Sospesi due medici, indagini in pieno svolgimento
«L’Azienda Ospedaliera dei Colli, dopo aver acquisito gli atti dei procedimenti disciplinari, ha deciso di sospendere dal servizio due dirigenti medici coinvolti nella grave vicenda del piccolo Domenico», si legge nella nota diffusa dall’ospedale Monaldi. Per gli altri operatori sanitari coinvolti, invece, le procedure disciplinari proseguono secondo le regole. La sospensione arriva a pochi giorni dalla morte del bambino, avvenuta dopo un trapianto che, dalle prime ricostruzioni, avrebbe mostrato diverse criticità sia nella fase di prelievo dell’organo sia durante l’operazione.
L’ospedale: “Facciamo chiarezza”
L’azienda ospedaliera ha voluto subito precisare di essersi «immediatamente attivata per fare chiarezza, in totale trasparenza e rispettando la legge». In una nota diffusa ieri sera, la direzione ha espresso vicinanza e sostegno ai familiari di Domenico, ringraziando allo stesso tempo tutto il personale che, nonostante il dolore, ha continuato a lavorare «con professionalità, dedizione e umanità». Parole importanti, soprattutto in un momento così teso, con la tensione tra i reparti che si fa sentire. Nei corridoi del Monaldi, poco dopo la notizia, diversi operatori hanno raccontato di «giorni difficili», con un clima di attesa e preoccupazione per l’esito delle indagini.
Dall’Austria emergono dettagli tecnici delicati
Fonti locali, tra cui Il Mattino, riportano che l’equipe medica della Clinica universitaria di Innsbruck – che era in sala operatoria a Bolzano durante il prelievo del cuore destinato a Domenico – avrebbe avuto a disposizione abbastanza ghiaccio per conservare l’organo. Tuttavia, nessuno tra i medici italiani avrebbe chiesto il supporto necessario. Le testimonianze raccolte dagli inquirenti austriaci evidenziano anche un drenaggio venoso insufficiente durante la procedura. Un dettaglio tecnico che potrebbe aver pesato sull’esito del trapianto.

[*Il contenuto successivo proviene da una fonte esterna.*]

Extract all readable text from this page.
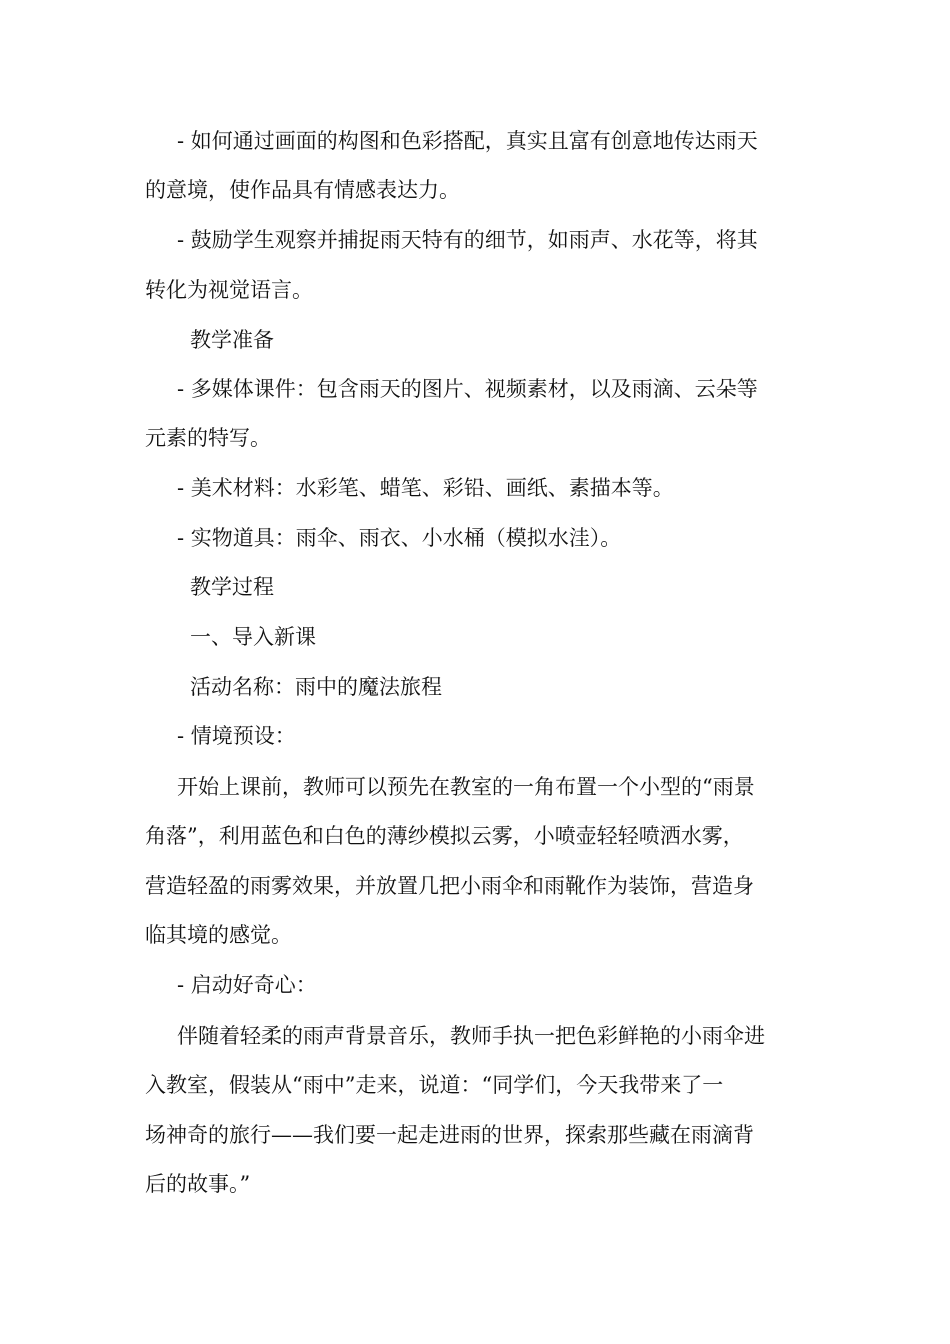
- 如何通过画面的构图和色彩搭配，真实且富有创意地传达雨天

的意境，使作品具有情感表达力。

- 鼓励学生观察并捕捉雨天特有的细节，如雨声、水花等，将其

转化为视觉语言。

教学准备

- 多媒体课件：包含雨天的图片、视频素材，以及雨滴、云朵等

元素的特写。

- 美术材料：水彩笔、蜡笔、彩铅、画纸、素描本等。

- 实物道具：雨伞、雨衣、小水桶（模拟水洼）。

教学过程

一、导入新课

活动名称：雨中的魔法旅程

- 情境预设：

开始上课前，教师可以预先在教室的一角布置一个小型的“雨景

角落”，利用蓝色和白色的薄纱模拟云雾，小喷壶轻轻喷洒水雾，

营造轻盈的雨雾效果，并放置几把小雨伞和雨靴作为装饰，营造身

临其境的感觉。

- 启动好奇心：

伴随着轻柔的雨声背景音乐，教师手执一把色彩鲜艳的小雨伞进

入教室，假装从“雨中”走来，说道：“同学们，今天我带来了一

场神奇的旅行——我们要一起走进雨的世界，探索那些藏在雨滴背

后的故事。”
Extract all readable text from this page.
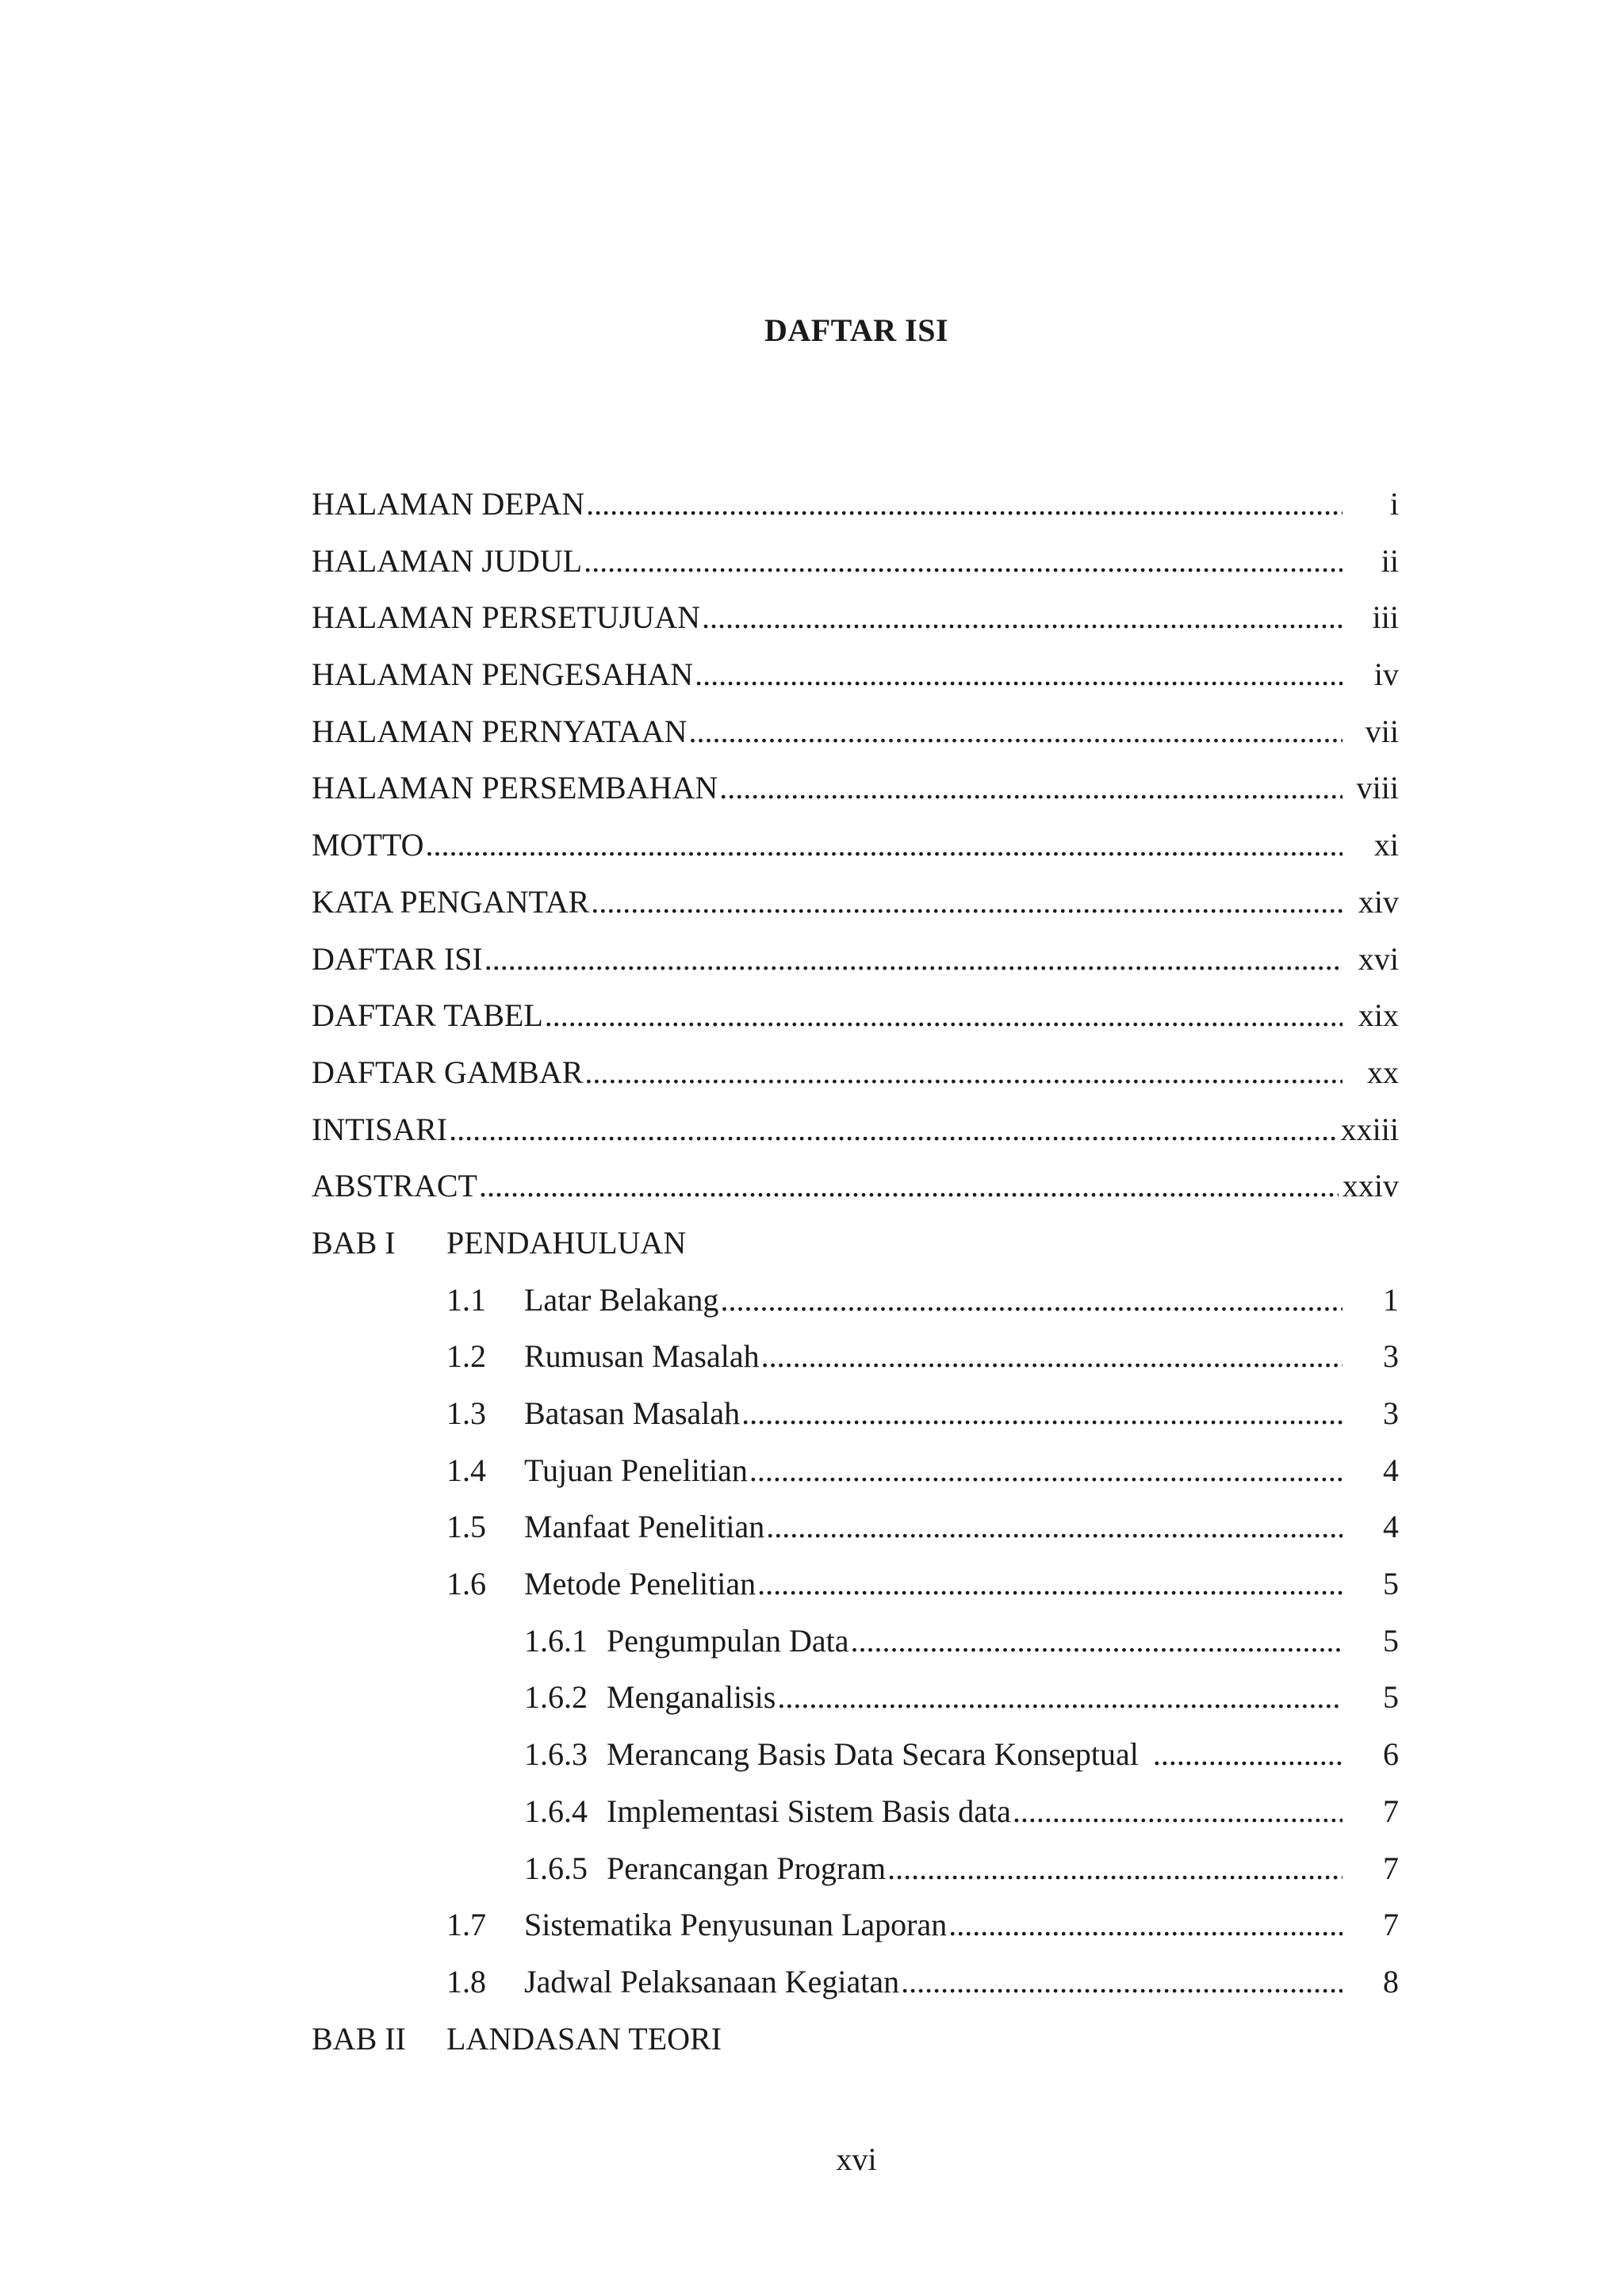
DAFTAR ISI
HALAMAN DEPAN .....	i
HALAMAN JUDUL .....	ii
HALAMAN PERSETUJUAN .....	iii
HALAMAN PENGESAHAN .....	iv
HALAMAN PERNYATAAN .....	vii
HALAMAN PERSEMBAHAN .....	viii
MOTTO .....	xi
KATA PENGANTAR .....	xiv
DAFTAR ISI .....	xvi
DAFTAR TABEL .....	xix
DAFTAR GAMBAR .....	xx
INTISARI .....	xxiii
ABSTRACT .....	xxiv
BAB I PENDAHULUAN
1.1 Latar Belakang .....	1
1.2 Rumusan Masalah .....	3
1.3 Batasan Masalah .....	3
1.4 Tujuan Penelitian .....	4
1.5 Manfaat Penelitian .....	4
1.6 Metode Penelitian .....	5
1.6.1 Pengumpulan Data .....	5
1.6.2 Menganalisis .....	5
1.6.3 Merancang Basis Data Secara Konseptual .....	6
1.6.4 Implementasi Sistem Basis data .....	7
1.6.5 Perancangan Program .....	7
1.7 Sistematika Penyusunan Laporan .....	7
1.8 Jadwal Pelaksanaan Kegiatan .....	8
BAB II LANDASAN TEORI
xvi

Comunicazione difficile tra le squadre
Tra la squadra arrivata da Innsbruck e quella del Monaldi di Napoli, secondo le prime ricostruzioni, ci sarebbero stati problemi di comunicazione. Lo confermano sia le testimonianze raccolte dagli investigatori sia alcune dichiarazioni informali dei presenti in sala operatoria. «C’erano momenti in cui non si capiva chi dovesse fare cosa», ha raccontato una fonte vicina all’equipe austriaca. Solo ora, col senno di poi, certi passaggi appaiono meno chiari. Eppure, la procedura avrebbe dovuto essere coordinata in ogni dettaglio.
Sette indagati, l’incidente probatorio è alle porte
Al momento sono sette gli indagati nell’inchiesta aperta dalla Procura di Napoli sulla morte di Domenico. Martedì prossimo, davanti al gip Mariano Sorrentino, si terrà il conferimento degli incarichi per l’incidente probatorio: un passaggio decisivo per ricostruire con precisione cosa sia successo nelle ore cruciali tra Bolzano e Napoli. Gli avvocati delle parti si preparano a una fase delicata, mentre i familiari del bambino aspettano risposte concrete.
Solidarietà e fiducia all’Ospedale Monaldi
Nella nota diffusa ieri sera, la direzione dell’ospedale Monaldi ha ringraziato anche pazienti e cittadini che hanno mostrato sostegno e fiducia alla struttura. «Nonostante tutto, sentiamo il calore della città», ha spiegato un’infermiera del reparto trapianti. In queste ore, nei corridoi dell’ospedale, si respira una tensione contenuta: tutti aspettano l’esito delle indagini per capire se e dove siano stati commessi errori.
La vicenda resta aperta. Le prossime settimane saranno decisive per stabilire le responsabilità e fare chiarezza su una pagina dolorosa della sanità napoletana.